The Standard Color Reference of America (and its supplement the U.S. Army Color Card) is a book of reference fabric swatches of different colors produced by The Color Association of the United States (CAUS), each color specified by “cable number” (and therefore sometimes known as cable colors). Until its 10th edition in 1981, the guide was called the Standard Color Card of America, and until 1955 the CAUS was called The Textile Color Card Association of the United States (TCCA). Thus, the guide was often referred to as the TCCA Color Card.

Among other uses, the American national flag and many state flags are officially specified based on the Standard Color Reference, as are those of a handful of other countries, such as the Philippines.

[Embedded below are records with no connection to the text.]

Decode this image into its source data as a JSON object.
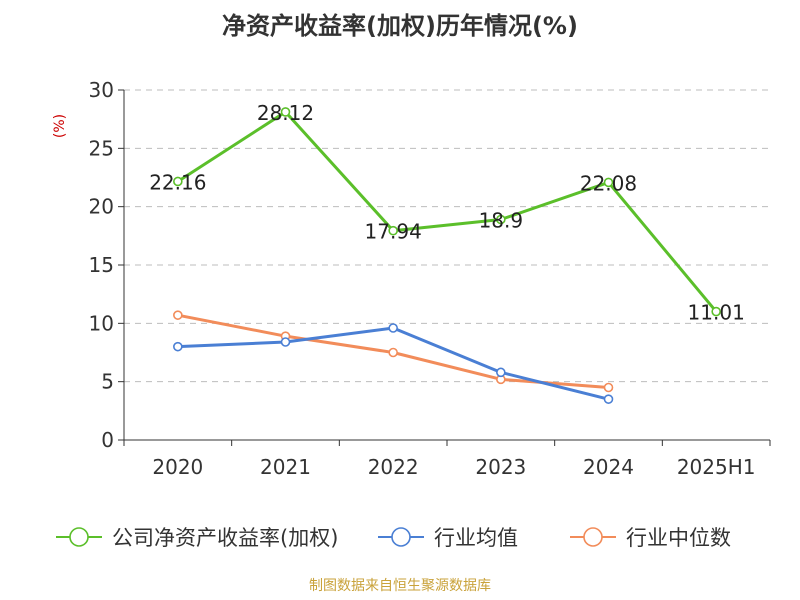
{
  "chart_data": {
    "type": "line",
    "title": "净资产收益率(加权)历年情况(%)",
    "ylabel": "(%)",
    "categories": [
      "2020",
      "2021",
      "2022",
      "2023",
      "2024",
      "2025H1"
    ],
    "ylim": [
      0,
      30
    ],
    "yticks": [
      "0",
      "5",
      "10",
      "15",
      "20",
      "25",
      "30"
    ],
    "grid": "horizontal-dashed",
    "legend_position": "bottom",
    "series": [
      {
        "name": "公司净资产收益率(加权)",
        "color": "#5bbf2a",
        "values": [
          22.16,
          28.12,
          17.94,
          18.9,
          22.08,
          11.01
        ],
        "labels": [
          "22.16",
          "28.12",
          "17.94",
          "18.9",
          "22.08",
          "11.01"
        ]
      },
      {
        "name": "行业均值",
        "color": "#4a7fd4",
        "values": [
          8.0,
          8.4,
          9.6,
          5.8,
          3.5,
          null
        ]
      },
      {
        "name": "行业中位数",
        "color": "#f28c5a",
        "values": [
          10.7,
          8.9,
          7.5,
          5.2,
          4.5,
          null
        ]
      }
    ],
    "source": "制图数据来自恒生聚源数据库"
  },
  "colors": {
    "title": "#333333",
    "axis": "#333333",
    "grid": "#bdbdbd",
    "ylabel": "#cc0000",
    "source": "#c9a23a"
  }
}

The Standard Color Reference of America was issued in 1915 for the purpose of simplifying color work by standardizing color for the U.S. The card offers a palette for color choice and at the same time help to facilitate the selection of colors. Primarily directed to the textile, fashion and environmental industries. It can be effectively used by everyone who has the responsibility of matching and combining colors. There are 16 pages of 12 colors each in the 10th edition. Each page offers a series of harmonious color combinations whether by color pairing or by groups. The Standard Color reference is a supplemented by a special U.S. Army Color Card showing, in silk ribbon form, the key shades of the U.S. Armed Forces, which are approved and accepted by the Quartermaster general. Like previously published editions, the new 1981 Standard reference presents a comprehensive palette for color choice and is a help to facilitate the selection and coordination of shades. Primarily directed to the fashion, textile and environmental industries. Note that the standards name or standard number will always signify the color so designated in this card. The names which have been adopted are purely descriptive and to be used only in such manner. In order to facilitate choice and coordination of colors, the pure silk samples have been arranged to afford the user a medium to visualize both the highlights and low-lights of each color. Therefore, when matching to a brilliant shiny surface use the satin side of the fabric; when matching to a dull surface use the flat side of the fabric.